Thanx, SC, for that bit, did not know. However, the recent problems I have/had with Ff are related to age and the OS on this machine, not Ff. Ff works as well as it always did on the other machine. Next replacement for this 13 year old (upgraded now and then) machine, well that's another story, next machine will be having a whack at some things I want to try, like dual boot and other browsers. This machine and I are comfortable with each other, most of the time, and old habits die hard. Old and slow aren't bad when your pulses match. Now I have to dig in and find out where those artifacts in the startup menu are hiding ----
my machine was built to run 98se i did upgrade to w2k a while ago cuz of satellite next os change will be to linux hate he newer spyware loaded windows wont ever use them
FYI, the FireFox that came with the new release of Mint is Duck Duck Go... Duck Duck Go: The new default search engine is Duck Duck Go. It doesn't show different results depending on who's making the search, it doesn't track or record user information, it provides you with optimized results and it's built on and contributes to Open Source.
I run pure Chromium in Linux, It's Chrome without the Google. FF is losing market share because they made an erroneous decision to stick with the Gecko engine when the others are moving to Webkit, which is much faster, much easier on CPU resources, etc. I occasionally open a version of FF to check it out and what was once (long ago) a quick little alternative to IE is now a bloated dog. BTW Reneck Rebel, we're opposite - I can't stand Opera...
I love Opera Have used it for years now.
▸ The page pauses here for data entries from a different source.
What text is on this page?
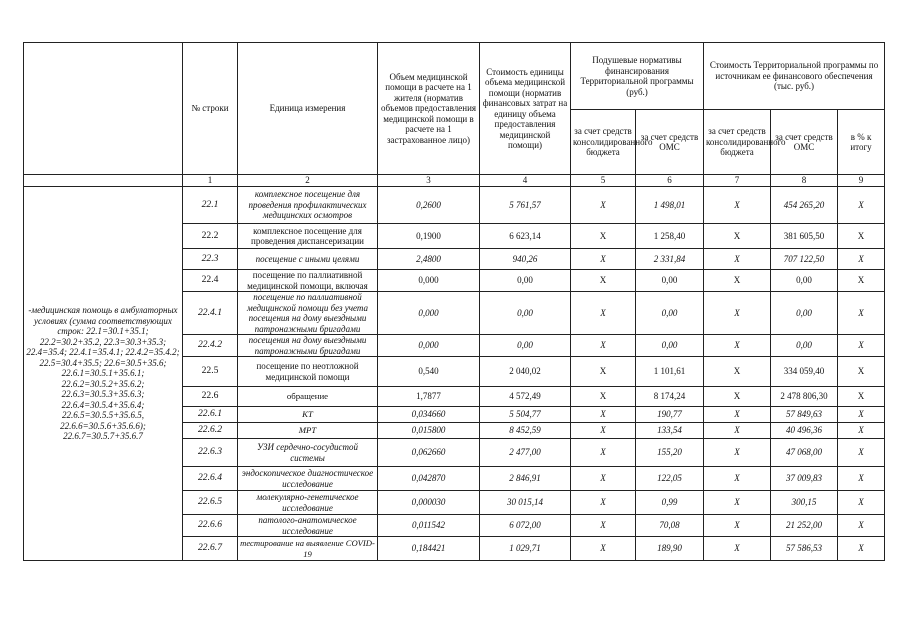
	№ строки	Единица измерения	Объем медицинской помощи в расчете на 1 жителя (норматив объемов предоставления медицинской помощи в расчете на 1 застрахованное лицо)	Стоимость единицы объема медицинской помощи (норматив финансовых затрат на единицу объема предоставления медицинской помощи)	Подушевые нормативы финансирования Территориальной программы (руб.)		Стоимость Территориальной программы по источникам ее финансового обеспечения (тыс. руб.)		
					за счет средств консолидированного бюджета	за счет средств ОМС	за счет средств консолидированного бюджета	за счет средств ОМС	в % к итогу
	1	2	3	4	5	6	7	8	9
-медицинская помощь в амбулаторных условиях (сумма соответствующих строк: 22.1=30.1+35.1; 22.2=30.2+35.2, 22.3=30.3+35.3; 22.4=35.4; 22.4.1=35.4.1; 22.4.2=35.4.2; 22.5=30.4+35.5; 22.6=30.5+35.6; 22.6.1=30.5.1+35.6.1; 22.6.2=30.5.2+35.6.2; 22.6.3=30.5.3+35.6.3; 22.6.4=30.5.4+35.6.4; 22.6.5=30.5.5+35.6.5, 22.6.6=30.5.6+35.6.6); 22.6.7=30.5.7+35.6.7	22.1	комплексное посещение для проведения профилактических медицинских осмотров	0,2600	5 761,57	Х	1 498,01	Х	454 265,20	Х
	22.2	комплексное посещение для проведения диспансеризации	0,1900	6 623,14	Х	1 258,40	Х	381 605,50	Х
	22.3	посещение с иными целями	2,4800	940,26	Х	2 331,84	Х	707 122,50	Х
	22.4	посещение по паллиативной медицинской помощи, включая	0,000	0,00	Х	0,00	Х	0,00	Х
	22.4.1	посещение по паллиативной медицинской помощи без учета посещения на дому выездными патронажными бригадами	0,000	0,00	Х	0,00	Х	0,00	Х
	22.4.2	посещения на дому выездными патронажными бригадами	0,000	0,00	Х	0,00	Х	0,00	Х
	22.5	посещение по неотложной медицинской помощи	0,540	2 040,02	Х	1 101,61	Х	334 059,40	Х
	22.6	обращение	1,7877	4 572,49	Х	8 174,24	Х	2 478 806,30	Х
	22.6.1	КТ	0,034660	5 504,77	Х	190,77	Х	57 849,63	Х
	22.6.2	МРТ	0,015800	8 452,59	Х	133,54	Х	40 496,36	Х
	22.6.3	УЗИ сердечно-сосудистой системы	0,062660	2 477,00	Х	155,20	Х	47 068,00	Х
	22.6.4	эндоскопическое диагностическое исследование	0,042870	2 846,91	Х	122,05	Х	37 009,83	Х
	22.6.5	молекулярно-генетическое исследование	0,000030	30 015,14	Х	0,99	Х	300,15	Х
	22.6.6	патолого-анатомическое исследование	0,011542	6 072,00	Х	70,08	Х	21 252,00	Х
	22.6.7	тестирование на выявление COVID-19	0,184421	1 029,71	Х	189,90	Х	57 586,53	Х
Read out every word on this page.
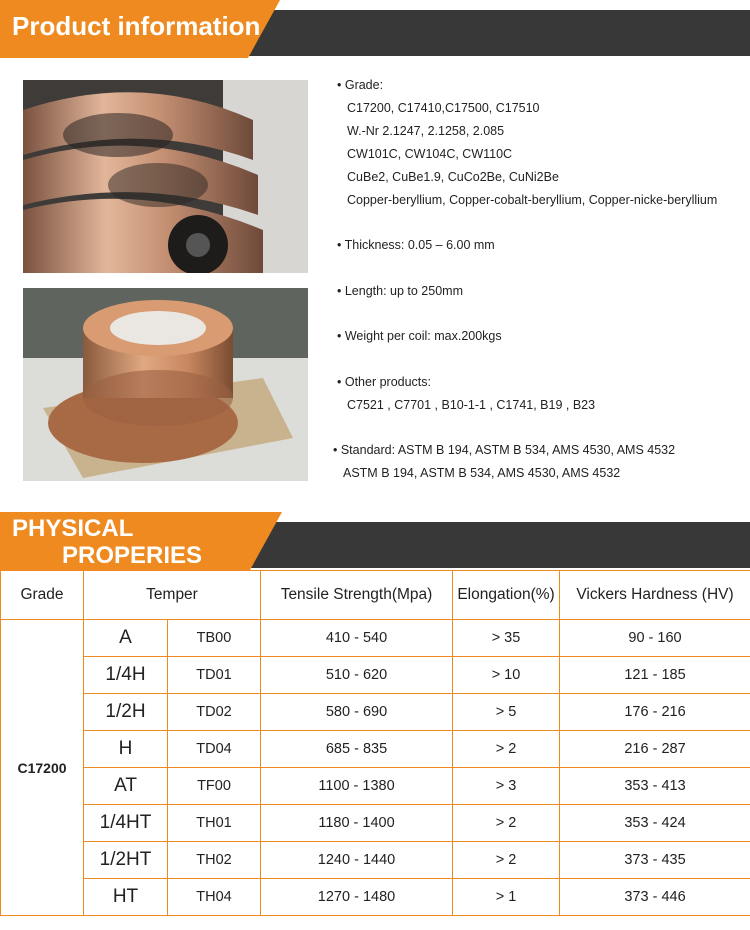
Product information
• Grade:
C17200, C17410,C17500, C17510
W.-Nr 2.1247, 2.1258, 2.085
CW101C, CW104C, CW110C
CuBe2, CuBe1.9, CuCo2Be, CuNi2Be
Copper-beryllium, Copper-cobalt-beryllium, Copper-nicke-beryllium
• Thickness: 0.05 – 6.00 mm
• Length: up to 250mm
• Weight per coil: max.200kgs
• Other products:
C7521 , C7701 , B10-1-1 , C1741, B19 , B23
• Standard: ASTM B 194, ASTM B 534, AMS 4530, AMS 4532
ASTM B 194, ASTM B 534, AMS 4530, AMS 4532
PHYSICAL
PROPERIES
Grade	Temper		Tensile Strength(Mpa)	Elongation(%)	Vickers Hardness (HV)
C17200	A	TB00	410 - 540	> 35	90 - 160
	1/4H	TD01	510 - 620	> 10	121 - 185
	1/2H	TD02	580 - 690	> 5	176 - 216
	H	TD04	685 - 835	> 2	216 - 287
	AT	TF00	1100 - 1380	> 3	353 - 413
	1/4HT	TH01	1180 - 1400	> 2	353 - 424
	1/2HT	TH02	1240 - 1440	> 2	373 - 435
	HT	TH04	1270 - 1480	> 1	373 - 446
Like the way it thinks and when using JAP, you are almost invisible. anon.inf.tu-dresden.de/index_en.html As for the rest of the pack...let 'em cook in their own greed... Gafarmboy
Yah.. I think Opera is **** too and agree that FF is bloated. I use Google Chrome 100% of the time and use FF, IE to test my applications with. I honestly couldn't give a **** about safari.
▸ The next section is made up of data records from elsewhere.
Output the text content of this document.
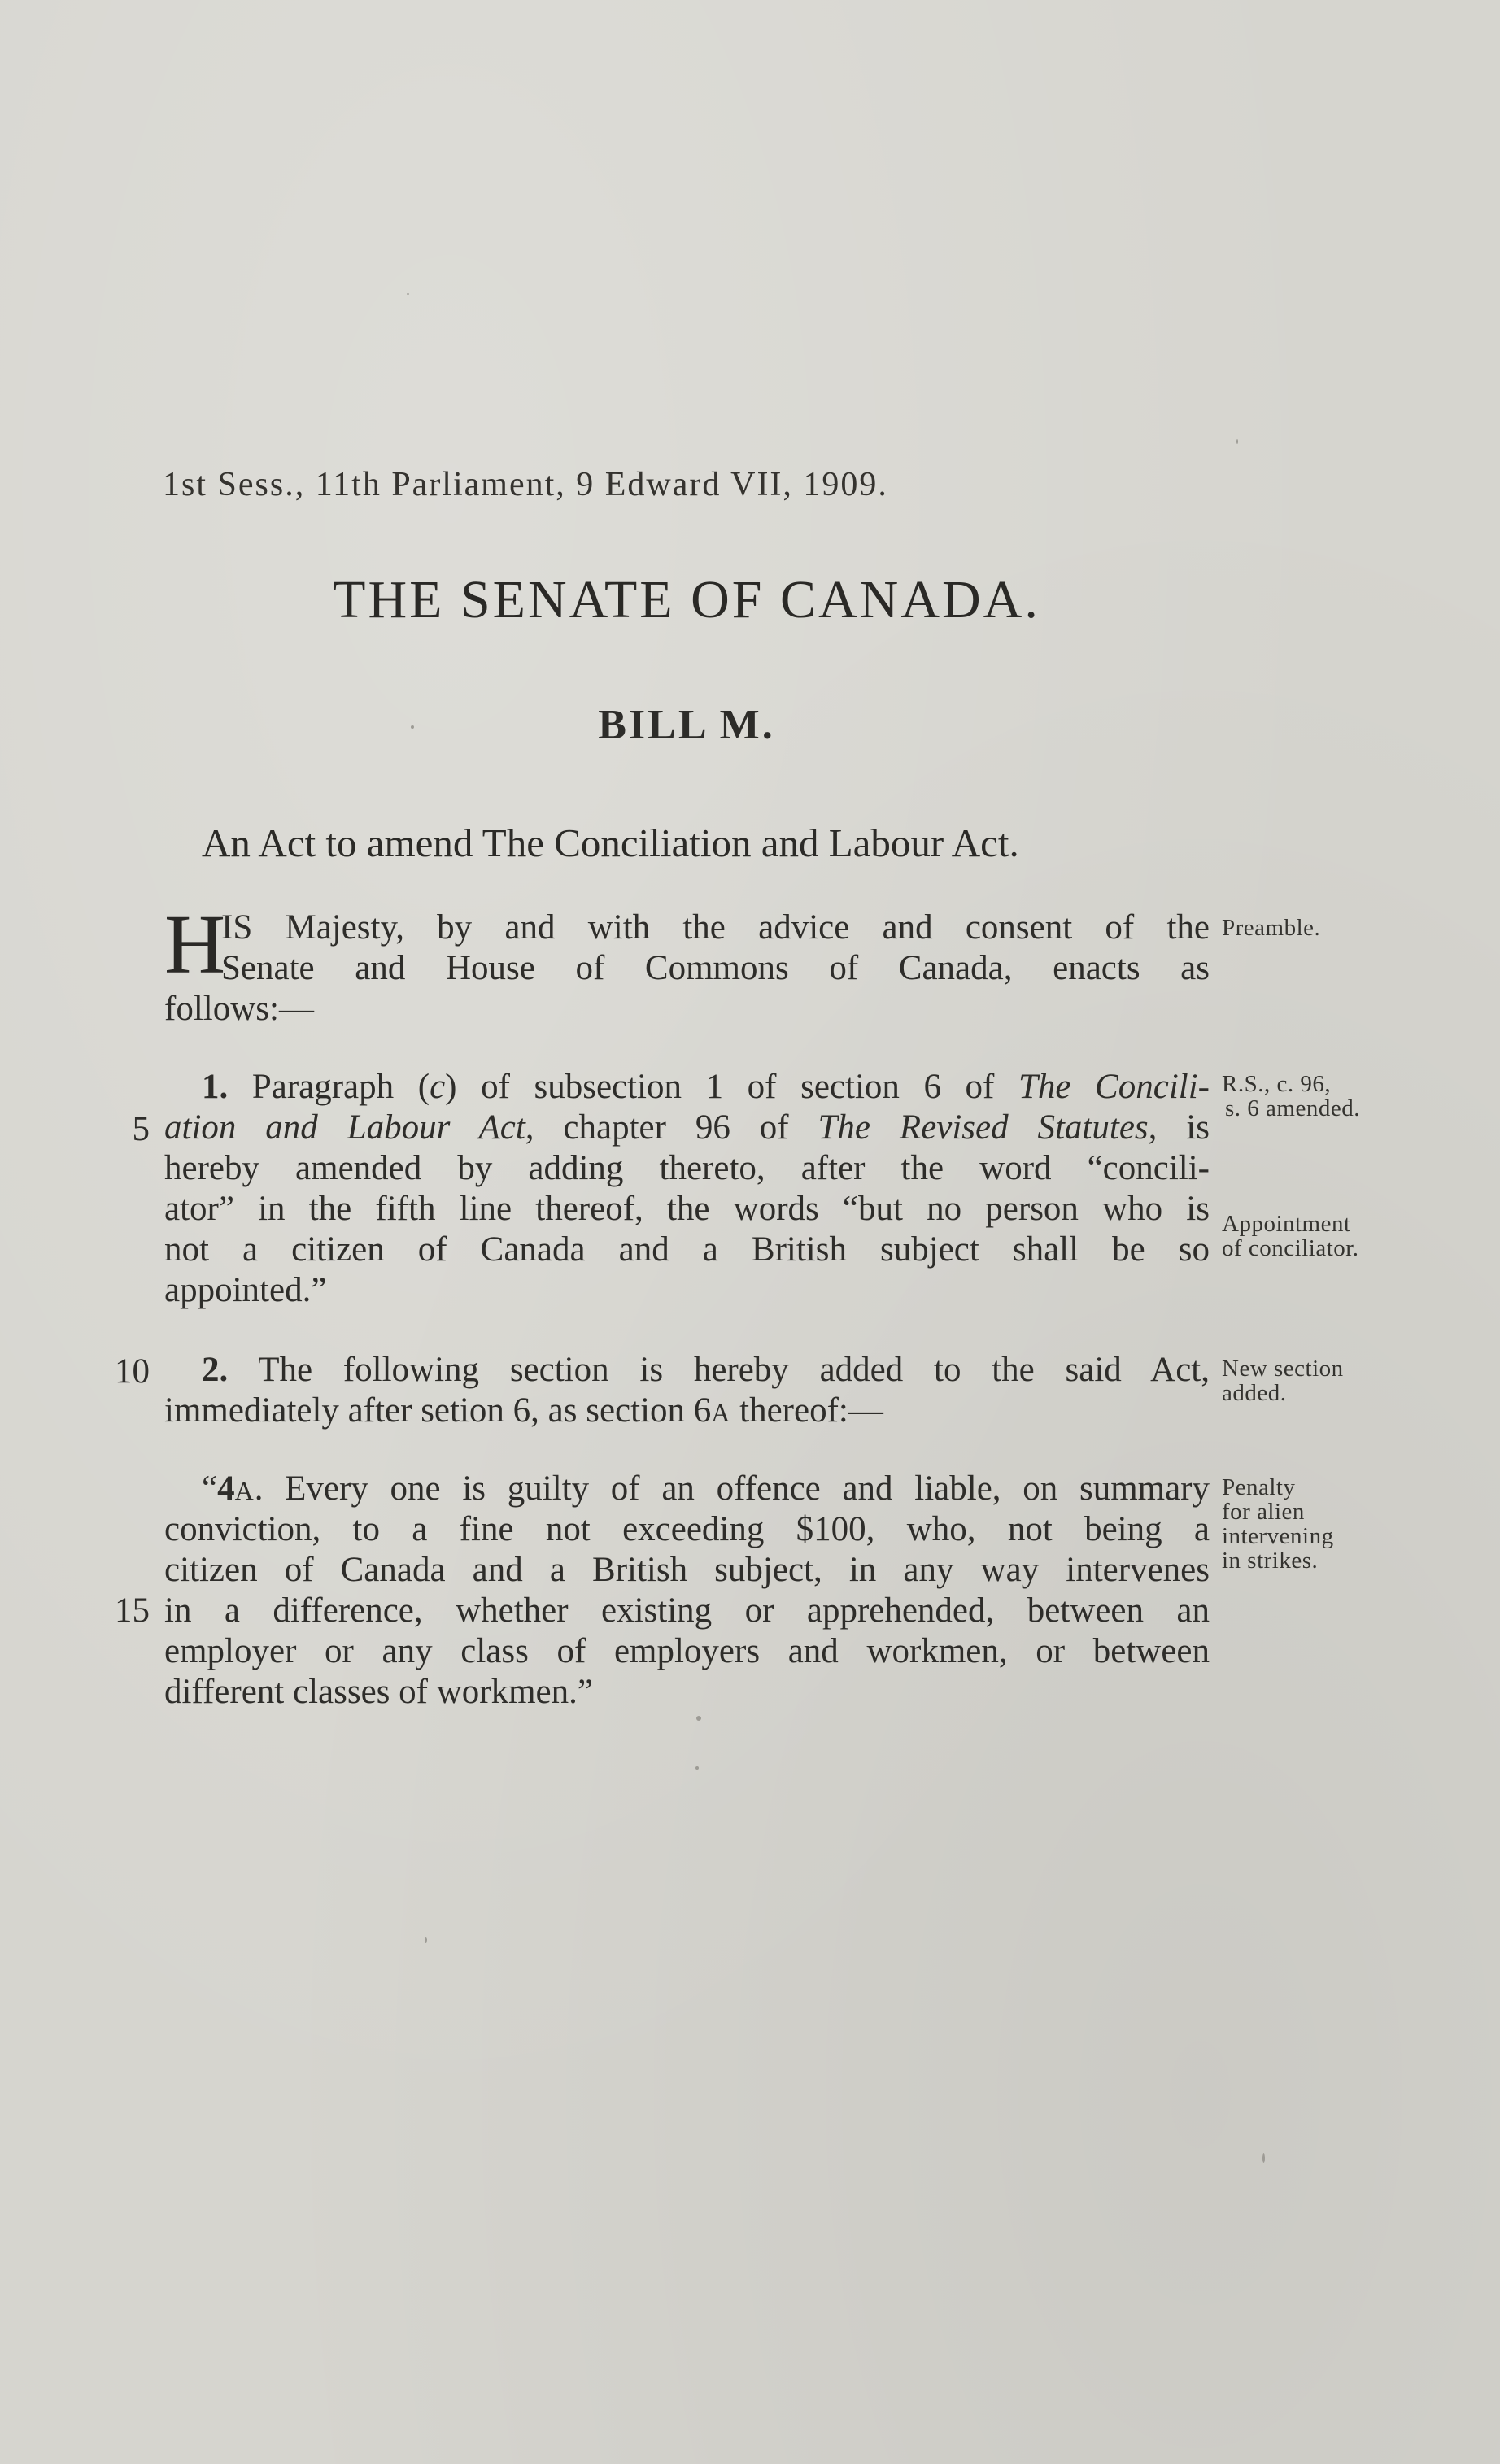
1st Sess., 11th Parliament, 9 Edward VII, 1909.
THE SENATE OF CANADA.
BILL M.
An Act to amend The Conciliation and Labour Act.
H
IS Majesty, by and with the advice and consent of the
Senate and House of Commons of Canada, enacts as
follows:—
Preamble.
1. Paragraph (c) of subsection 1 of section 6 of The Concili-
ation and Labour Act, chapter 96 of The Revised Statutes, is
hereby amended by adding thereto, after the word “concili-
ator” in the fifth line thereof, the words “but no person who is
not a citizen of Canada and a British subject shall be so
appointed.”
R.S., c. 96,
s. 6 amended.
Appointment
of conciliator.
5
2. The following section is hereby added to the said Act,
immediately after setion 6, as section 6A thereof:—
New section
added.
10
“4A. Every one is guilty of an offence and liable, on summary
conviction, to a fine not exceeding $100, who, not being a
citizen of Canada and a British subject, in any way intervenes
in a difference, whether existing or apprehended, between an
employer or any class of employers and workmen, or between
different classes of workmen.”
Penalty
for alien
intervening
in strikes.
15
I did too until I actually bothered setting it up to mimic the way I have FF set up. Once I found all the right plugins and got a handle on the privacy controls it was good to go. The one feature I like about Chrome is the built in task manager thingie. Comes in handy when those flash games freeze and you can just kill the single tab while retaining everything else.
I have Chrome as an alternative browser in case my IE goes belly-up. I really don't like Chrome - too stripped down, seems almost nothing there. The opposite of IE, which has too danged much useless drivel on the screen. Still looking for a happy medium that will allow me to totally bypass my current CenturyLink/IE combination in times of trouble. I keep the IE, so I have commonality with my work system. What ever happened to Nutscrape...? IE pretty much eclipsed it, then it seemed to disappear from the market?
I just ran across this...didn't know if you knew this. Having these launch parameters could come in handy. List of Chromium Command Line Switches « Peter Beverloo
I'm actually now running SRWare Iron which is a fork of Chromium that has all the intrusive stuff stripped out. Love it.
Now this I have to see. Adobe's being annoying again (for Linux), only chrome/chromium seem to want to follow their pepper idea. I might consider a switch...
Nice ..and as a bonus, you can pretty much copy your profile from G-chrome to the default profile in SW.. I have it up and running now.
Iron grabbed my Chromium profile and bookmarks automatically. .deb and .tar.gz available at the link above. Sent from my iPhone using Tapatalk
might have been a function of the linux version. I'm on win7. I have a love hate relationship with linux. Everytime I use it, I always feel like I've stepped back in time 8 years on the experience scale. But that's just me.
I feel the same way with Windows. I think it's about how you configure things and the flavor you're using. My Linux systems have a more spectacular desktop experience (eye-candy) than my Windows systems. I say use what is the best for you.